Auf dem gerade bespielten Flügel sollte der jeweilige Offensivspieler zusammen mit seinem unterstützenden Außenverteidiger für Flanken in die Mitte sorgen, wo die beiden Stürmer von den jeweils ballfernen Außenspielern unterstützt wurden. Auch wenn diese Strategie wenig kreativ, sondern vorhersehbar war, bedeutete sie zumindest eine klare Marschrichtung, die angesichts der enttäuschenden spielerischen Leistung vor der Halbzeit und eines 0:2-Rückstands durchaus ihren Sinn als Tore-Erzwingung hatte und auch dank der schieren Präsenz in der Box zu einigen ordentlichen Aktionen führte.
Auf der anderen Seite öffnete die sehr offensive Ausrichtung der Außenverteidiger allerdings große Räume für Gegenstöße, was sich bereits rächte, ehe die geplante „Gewalt-Aufholjagd“ überhaupt richtig begonnen hatte. Wie allerdings Klose förmlich zum 3:0 spazieren konnte, weil die Milan-Innenverteidiger nicht aufpassten oder Abate abschaltete, und wie einfach es dem deutschen „Fast-Rekordtorschützen“ gemacht wurde, grenzte schon an Arbeitsverweigerung der Gäste.
Als nach einem gewitzten Freistoß von Emmanuelson auf seinen Landsmann Nigel de Jong dann allerdings der 3:1-Anschlusstreffer fiel, bekam die Partie noch einmal Spannung, denn Milans Vorgehen sorgte weiterhin für Druck, wenn auch nicht immer Konkretes dabei herauskam. Dank El Shaarawys Tor zum 3:2 und dem schlechten Ausspielen von Konterszenen seitens Lazio kam es doch noch zur nicht mehr für möglich gehaltenen Zitter-Endphase, in der Allegri mit der Einwechslung Bojans noch einmal volles Risiko ging. Letztlich brachte Lazios weitgehend gute Endverteidigung (Biava und Dias, die viele Bälle klärten und mit gutem Timing antizipativ aus der Kette hinausrückten) den Sieg aber über die Zeit.
Fazit
Dieser Sieg war in der Gesamtbetrachtung auch verdient, da Lazio in der ersten Halbzeit in mehreren Punkten überlegen war – nicht haushoch, aber zu einem gewissen Grad überlegen. Gerade die offensive Harmlosigkeit der Gäste war enttäuschend und machte es Lazio möglich, sogar in manchen Phasen auf ein riskanteres 4-4-2-Pressing zu wechseln. Mit Gewalt über die Flügel konnte Milan dann im zweiten Durchgang die etwas zu hohe Führung für die Hausherren verkürzen, sich mit diesem Risikospiel über die Außen aber nicht mehr das Remis verdienen.

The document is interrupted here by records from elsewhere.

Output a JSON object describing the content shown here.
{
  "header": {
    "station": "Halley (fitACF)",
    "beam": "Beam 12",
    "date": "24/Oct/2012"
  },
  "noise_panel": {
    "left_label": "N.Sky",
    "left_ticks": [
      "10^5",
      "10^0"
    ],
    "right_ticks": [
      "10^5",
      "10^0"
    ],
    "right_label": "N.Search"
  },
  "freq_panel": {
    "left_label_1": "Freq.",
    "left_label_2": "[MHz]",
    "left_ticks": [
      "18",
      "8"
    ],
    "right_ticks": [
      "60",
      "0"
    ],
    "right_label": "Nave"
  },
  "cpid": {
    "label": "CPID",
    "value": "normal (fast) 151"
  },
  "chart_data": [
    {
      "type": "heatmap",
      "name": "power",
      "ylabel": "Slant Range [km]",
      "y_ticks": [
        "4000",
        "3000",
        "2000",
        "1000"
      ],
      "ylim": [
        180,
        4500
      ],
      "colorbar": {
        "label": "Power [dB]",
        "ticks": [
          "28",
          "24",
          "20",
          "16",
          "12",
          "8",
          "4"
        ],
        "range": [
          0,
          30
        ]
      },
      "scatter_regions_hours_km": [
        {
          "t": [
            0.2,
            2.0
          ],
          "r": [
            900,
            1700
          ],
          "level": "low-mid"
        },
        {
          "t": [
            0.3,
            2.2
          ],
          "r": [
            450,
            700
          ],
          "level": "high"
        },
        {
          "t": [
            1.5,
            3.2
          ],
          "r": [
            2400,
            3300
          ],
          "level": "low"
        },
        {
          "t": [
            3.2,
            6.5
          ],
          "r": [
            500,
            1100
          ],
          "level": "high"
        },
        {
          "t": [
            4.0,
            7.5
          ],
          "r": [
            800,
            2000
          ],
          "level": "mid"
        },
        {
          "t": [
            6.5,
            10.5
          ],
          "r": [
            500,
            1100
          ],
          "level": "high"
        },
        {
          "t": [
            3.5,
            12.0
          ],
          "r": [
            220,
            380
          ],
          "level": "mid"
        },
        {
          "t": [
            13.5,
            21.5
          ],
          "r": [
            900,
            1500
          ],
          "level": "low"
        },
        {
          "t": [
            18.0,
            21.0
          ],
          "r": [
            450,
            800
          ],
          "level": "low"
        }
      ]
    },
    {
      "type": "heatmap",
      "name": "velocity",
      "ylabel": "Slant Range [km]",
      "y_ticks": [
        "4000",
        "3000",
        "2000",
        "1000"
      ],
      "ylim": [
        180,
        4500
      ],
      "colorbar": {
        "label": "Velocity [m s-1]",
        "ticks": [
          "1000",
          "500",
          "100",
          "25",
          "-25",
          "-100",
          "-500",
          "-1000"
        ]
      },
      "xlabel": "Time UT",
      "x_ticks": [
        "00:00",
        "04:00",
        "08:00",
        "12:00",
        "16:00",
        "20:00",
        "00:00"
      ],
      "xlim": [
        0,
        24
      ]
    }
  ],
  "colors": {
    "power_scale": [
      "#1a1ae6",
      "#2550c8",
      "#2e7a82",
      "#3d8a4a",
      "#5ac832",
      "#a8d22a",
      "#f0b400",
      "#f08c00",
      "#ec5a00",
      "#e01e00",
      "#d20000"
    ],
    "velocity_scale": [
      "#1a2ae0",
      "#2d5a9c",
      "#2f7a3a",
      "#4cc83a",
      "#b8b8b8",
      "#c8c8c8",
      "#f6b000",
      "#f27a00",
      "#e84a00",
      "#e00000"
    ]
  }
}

Beim Meister von 2011 geht die Krise damit weiter und Trainer Allegri steht immer mehr in der Schusslinie – angesichts von 5 Niederlagen in den bisherigen 8 Liga-Spielen sowie eminenten Problemen mit dem Toreschießen dürften es unruhige Tage werden. Man muss natürlich den Verlust an mehreren wichtigen Spielern in die Bewertung mit einfließen lassen und man kann Allegri für sinnvolle taktische Reaktionen während der Spiele loben, doch das grundsätzliche und normale Spiel von Anpfiff an weist derzeit zu große Defizite, insbesondere die fehlende Durchschlagskraft, auf. Auch wenn die aktuelle Milan-Mannschaft personell nicht die Möglichkeiten für einen ernsthaften Meisterkampf hat, so sollte dennoch ein solides Abschneiden möglich sein, was derzeit nicht der Fall ist. In der Offensive haben die fehlenden Verbindungen, das schwache Nachrücken und die unpassende Staffelung nicht ausschließlich etwas mit personellen Aspekten zu tun.
Während Milan sich nun erst einmal stabilisieren muss, kämpft Lazio an der Spitze mit und hat zumindest sehr gute Aussichten auf einen CL-Platz. Ohne wirkliche Neuzugänge (Ederson wurde früh verpflichtet und hatte mit einigen Verletzungen zu tun, Ciani hingegen kam spät) hat es Vladimir Petkovic geschafft, seine Mannschaft auf eine sehr stabile Erfolgsspur zu bringen. Das Team scheint deutlich konstanter zu sein als vergangene Saison (auch durch eine kohärente und eher selten wechselnde Formation) und in der Offensive werden bereits Ansätze von längeren Kombinationsangriffen deutlich. Wichtig in diesem Zusammenhang ist auch die offensivere Aufstellung – unter Reja fehlten aufgrund von teilweise vorsichtigen Außenverteidigern, vor allem aber aufgrund des geringen Aufrückens aus dem Mittelfeld die Präsenz und die Verbindungen in der Offensive, was eine Interaktion erschwerte. Aktuell spielt Lazio noch keinen Gegner mit Kurzpassstafetten an die Wand, doch erzeugen sie offensiv mehr Druck und haben bereits einen wichtigen Schritt nach vorne gemacht.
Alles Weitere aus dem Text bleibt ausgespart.